Let's see what this might look like. We're going to need to bring in some of the ScalaTest support for ScalaCheck.
package com.redbubble.pricer
import org.scalatest.prop.PropertyChecks
import org.scalatest.{FlatSpec, Matchers}
final class BaseProductPropertySpec extends FlatSpec with Matchers with PropertyChecks {
"A base product" should "contain a product type" in {
forAll { (productType: String) =>
BaseProduct(productType, Map.empty, 0).productType shouldEqual productType
}
}
}What we've now done is told ScalaCheck to generate us a bunch of random strings, and then we've made claims about the values of those. We've basically claimed that for all string values, we can pass in that string as the property type & then get it back when we ask for a product type. We've just tested a simple property getter.

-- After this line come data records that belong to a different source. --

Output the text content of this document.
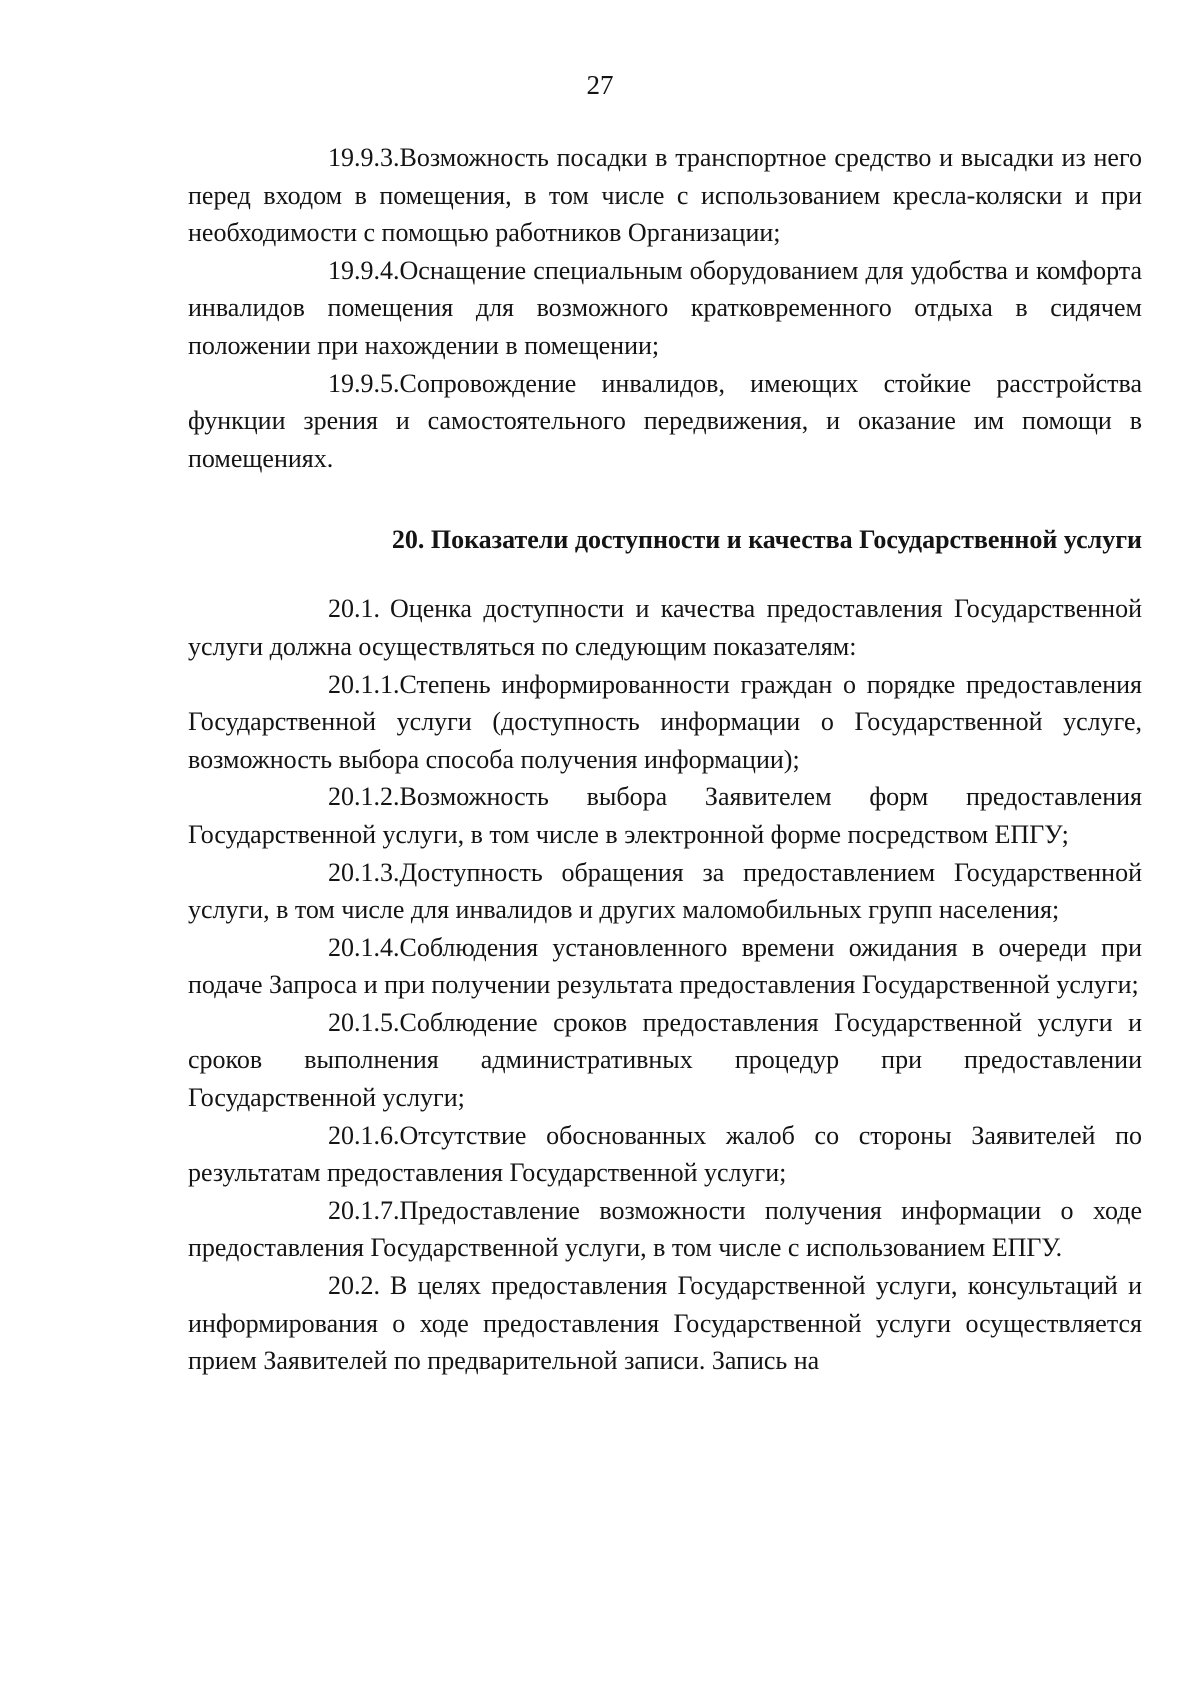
27

19.9.3.Возможность посадки в транспортное средство и высадки из него перед входом в помещения, в том числе с использованием кресла-коляски и при необходимости с помощью работников Организации;

19.9.4.Оснащение специальным оборудованием для удобства и комфорта инвалидов помещения для возможного кратковременного отдыха в сидячем положении при нахождении в помещении;

19.9.5.Сопровождение инвалидов, имеющих стойкие расстройства функции зрения и самостоятельного передвижения, и оказание им помощи в помещениях.

20. Показатели доступности и качества Государственной услуги

20.1. Оценка доступности и качества предоставления Государственной услуги должна осуществляться по следующим показателям:

20.1.1.Степень информированности граждан о порядке предоставления Государственной услуги (доступность информации о Государственной услуге, возможность выбора способа получения информации);

20.1.2.Возможность выбора Заявителем форм предоставления Государственной услуги, в том числе в электронной форме посредством ЕПГУ;

20.1.3.Доступность обращения за предоставлением Государственной услуги, в том числе для инвалидов и других маломобильных групп населения;

20.1.4.Соблюдения установленного времени ожидания в очереди при подаче Запроса и при получении результата предоставления Государственной услуги;

20.1.5.Соблюдение сроков предоставления Государственной услуги и сроков выполнения административных процедур при предоставлении Государственной услуги;

20.1.6.Отсутствие обоснованных жалоб со стороны Заявителей по результатам предоставления Государственной услуги;

20.1.7.Предоставление возможности получения информации о ходе предоставления Государственной услуги, в том числе с использованием ЕПГУ.

20.2. В целях предоставления Государственной услуги, консультаций и информирования о ходе предоставления Государственной услуги осуществляется прием Заявителей по предварительной записи. Запись на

We can do better than this, we can pass in all our parameters:
package com.redbubble.pricer
import org.scalatest.prop.PropertyChecks
import org.scalatest.{FlatSpec, Matchers}
final class BaseProductPropertySpec extends FlatSpec with Matchers with PropertyChecks {
"A base product" should "contain a product type" in {
forAll { (productType: String, options: Map[String, Seq[String]], basePrice: Int) =>
val product = BaseProduct(productType, options, basePrice)

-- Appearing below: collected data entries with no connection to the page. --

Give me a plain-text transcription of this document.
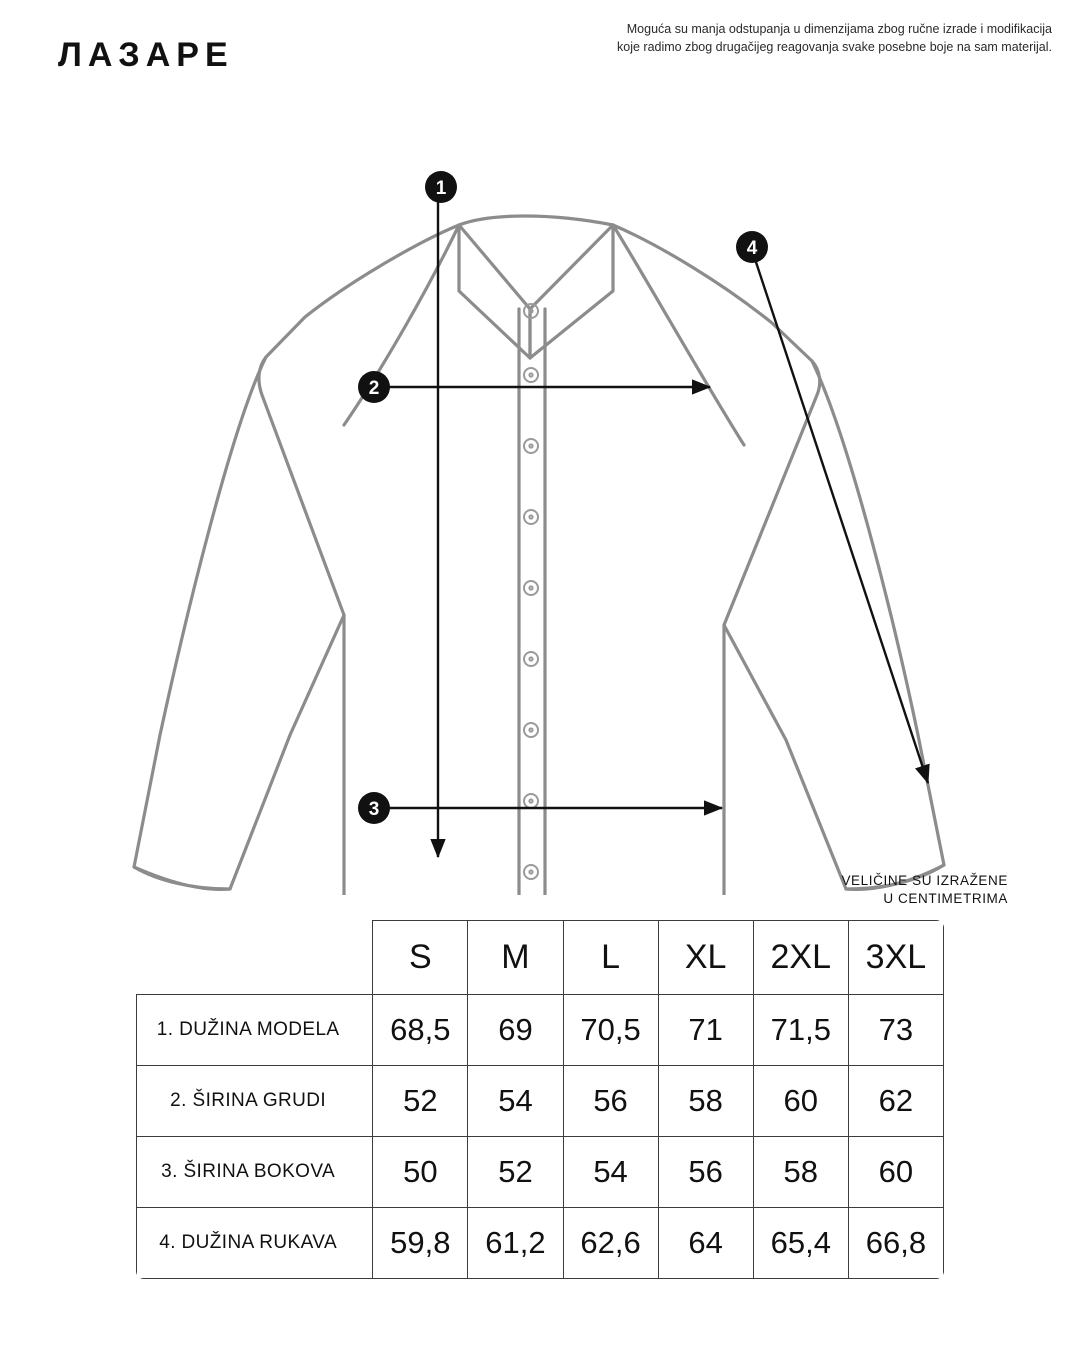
ЛАЗАРЕ
Moguća su manja odstupanja u dimenzijama zbog ručne izrade i modifikacija
koje radimo zbog drugačijeg reagovanja svake posebne boje na sam materijal.
1
2
3
4
VELIČINE SU IZRAŽENE
U CENTIMETRIMA
	S	M	L	XL	2XL	3XL
1. DUŽINA MODELA	68,5	69	70,5	71	71,5	73
2. ŠIRINA GRUDI	52	54	56	58	60	62
3. ŠIRINA BOKOVA	50	52	54	56	58	60
4. DUŽINA RUKAVA	59,8	61,2	62,6	64	65,4	66,8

product.productType shouldEqual productType
product.options shouldEqual options
product.basePrice shouldEqual basePrice
}
}
}We can do heaps more things with ScalaCheck, we can constrain the values we generate (e.g. all product type IDs are lower case), we can ensure we test certain edge cases, etc. The ScalaCheck documentation has heaps of info on what we can do, as well as videos that may help you get started with ScalaCheck as well as use it's more advanced features.